A new program offers visitors five-year, multiple-entry visas
Egypt revamps visa requirements in bid to boost tourism
Egypt tourism

At the beginning of this week, Egypt’s Interior Ministry announced the provision of a new five-year, multiple-entry visa for foreign visitors. This comes in light of recent efforts to boost tourism within the country.

The new visa scheme allows visitors a stay of up to 90 days per trip, with multiple entries, for a duration of five years, for a fee of 700$. For now, the remaining types of visas will remain unaffected.

Earlier this year, in March, the government announced its initial plans for the multiple-entry visa scheme and revealed an ease in requirements for visitors coming from China, Iran, India, Turkey, Morocco, and Algeria. Tourists hailing from China, India, and Turkey are now eligible to obtain a vise upon arrival. The Interior Ministry also announced a new visa entry system of Sudanese citizens wishing to flee from conflict. Egypt has welcomed around 200,000 Sudanese nationals onto its soil.

Read: Why did the Egyptian Central Bank decide to fix interest rates? What’s next?
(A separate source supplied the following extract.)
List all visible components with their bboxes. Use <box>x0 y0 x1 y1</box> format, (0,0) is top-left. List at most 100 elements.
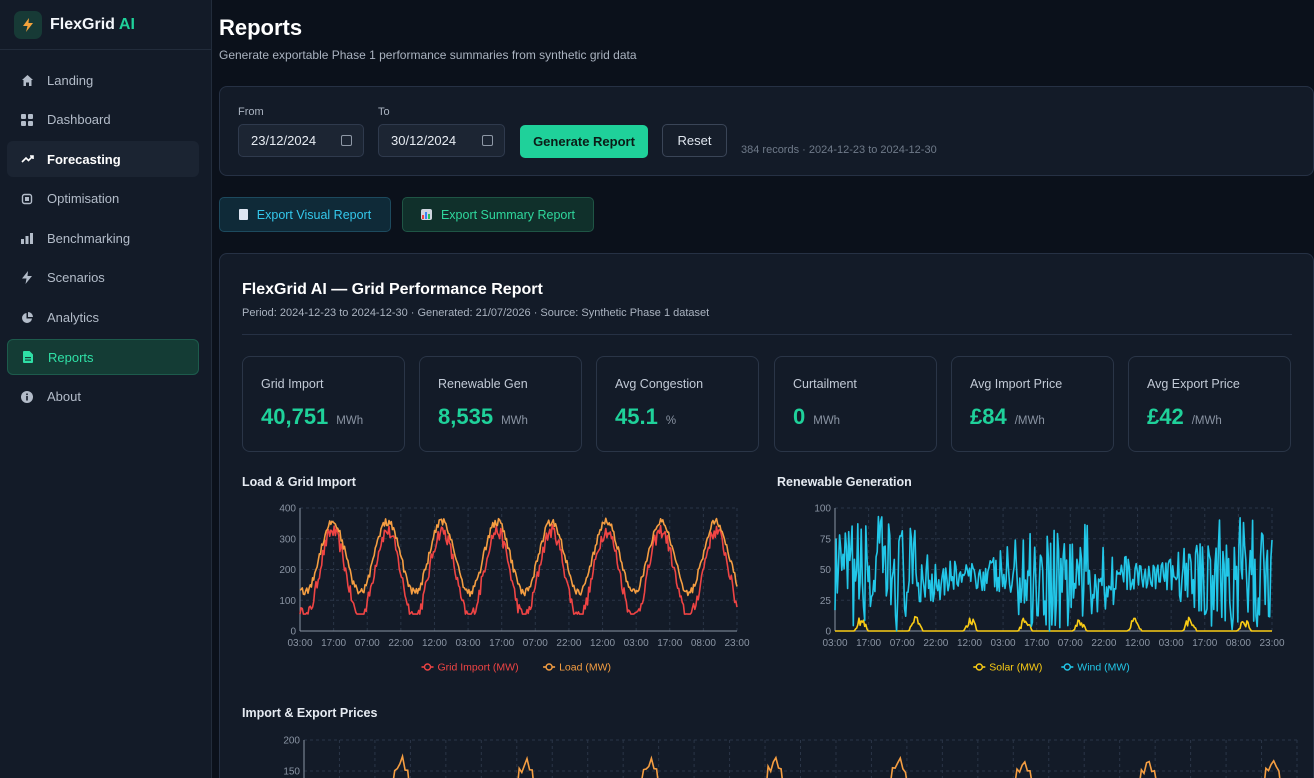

Along with these announcements, EgyptAir together with the Ministry of Interior are offering transit passengers up to 96 hours of no-fee visit visas. The no-fee visa is available for transit passengers at the EgyptAir Transit office at Cairo International Airport.

In line with Egypt Vision 2030, talks are underway between Egypt and Greece to promote joint tourism programs. Earlier this month, Egyptian Minister of Tourism and Antiquities, Ahmed Issa, met with the Ambassador of Greece to Cairo, Nikolaos Garilidis to touch on collaborations between the two nations at the tourism and archaeological level.

According to the Ministry of Tourism and Antiquities, the country is expecting around 15 million visitors this year, a 28 percent increase from the 11.7 million tourists that visited last year. They hope to have 30 million tourists visiting annually by 2028.